- 36°29′22.1″N 139°46′41.2″E﻿ / ﻿36.489472°N 139.778111°E
- Type: kofun
- Periods: Kofun period
- Location: Mibu, Tochigi, Japan
- Region: Kantō region

History
- Built: late 6th century AD

Site notes
- Public access: Yes (no public facilities)

= Chausuyama Kofun (Mibu) =

Historic burial ground

The Chausuyama Kofun (茶臼山古墳) is a Kofun period burial mound located in the town of Mibu, Shimotsuga District, Tochigi Prefecture in the northern Kantō region of Japan.
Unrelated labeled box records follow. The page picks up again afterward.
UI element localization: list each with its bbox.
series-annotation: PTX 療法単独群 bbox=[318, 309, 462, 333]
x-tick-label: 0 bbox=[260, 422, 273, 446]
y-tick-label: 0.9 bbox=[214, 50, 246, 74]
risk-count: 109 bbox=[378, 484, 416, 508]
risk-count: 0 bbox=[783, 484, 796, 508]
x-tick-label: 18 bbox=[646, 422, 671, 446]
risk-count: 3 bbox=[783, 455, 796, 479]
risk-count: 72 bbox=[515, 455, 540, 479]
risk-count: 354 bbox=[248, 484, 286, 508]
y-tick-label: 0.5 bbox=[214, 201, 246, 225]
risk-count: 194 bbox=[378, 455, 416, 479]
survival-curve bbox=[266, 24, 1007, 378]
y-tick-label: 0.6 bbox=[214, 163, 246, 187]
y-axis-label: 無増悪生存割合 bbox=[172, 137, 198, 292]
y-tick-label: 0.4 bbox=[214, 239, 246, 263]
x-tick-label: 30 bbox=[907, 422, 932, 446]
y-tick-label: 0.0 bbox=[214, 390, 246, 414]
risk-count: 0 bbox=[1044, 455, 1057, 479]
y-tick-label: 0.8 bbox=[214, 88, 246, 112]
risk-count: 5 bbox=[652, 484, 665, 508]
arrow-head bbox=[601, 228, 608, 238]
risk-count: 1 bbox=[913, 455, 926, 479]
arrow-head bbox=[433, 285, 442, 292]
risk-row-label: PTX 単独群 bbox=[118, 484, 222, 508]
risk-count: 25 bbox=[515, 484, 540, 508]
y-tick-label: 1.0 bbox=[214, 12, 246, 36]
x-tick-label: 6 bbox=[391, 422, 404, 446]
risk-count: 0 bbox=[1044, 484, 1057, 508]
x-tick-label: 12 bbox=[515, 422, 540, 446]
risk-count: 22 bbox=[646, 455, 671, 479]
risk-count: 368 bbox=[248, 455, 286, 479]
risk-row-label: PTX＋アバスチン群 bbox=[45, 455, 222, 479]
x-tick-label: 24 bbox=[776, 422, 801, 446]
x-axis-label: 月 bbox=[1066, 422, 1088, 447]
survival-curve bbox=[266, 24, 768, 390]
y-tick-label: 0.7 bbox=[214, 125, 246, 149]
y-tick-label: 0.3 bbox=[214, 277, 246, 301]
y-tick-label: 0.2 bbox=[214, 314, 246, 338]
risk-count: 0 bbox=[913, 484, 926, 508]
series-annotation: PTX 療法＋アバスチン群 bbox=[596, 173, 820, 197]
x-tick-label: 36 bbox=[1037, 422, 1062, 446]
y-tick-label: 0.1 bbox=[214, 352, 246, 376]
It received protection as a National Historic Site in 1958. It is also sometimes referred to as the Hanyu Chausuyama Kofun (羽生田茶臼山古墳) to distinguish it from many other kofun named "Chausuyama" all over Japan.

==Overview==
The Chausuyama Kofun is a zenpō-kōen-fun (前方後円墳), which is shaped like a keyhole, having one square end and one circular end, when viewed from above. It is located at an elevation of about 100 meters above sea level in former Hanyu Village, on the left bank of the Kurokawa River, surrounded by a golf course to the north and east. Te surrounding area contains several other large tumuli from the same time period. The Chausuyama Kofun has an overall length of 91 meters, height of 12 meters, and was built in two-tiers. It was once encircled by a moat. Fragments of haniwa were discovered on top of the burial mound, which when reconstructed proved to be a very large (180 cm) model of a house. Fragments of other haniwa and Sue ware pottery were also discovered during an excavation conducted in 1895; however, the interior of the tumulus has not been excavated. From the shape of the tumulus and the types of haniwa, the tumulus is believed to date from the second half of the 6th century AD.

The kofun is located about 25 minutes by car from Mibu Station on the Tōbu Railway Utsunomiya Line.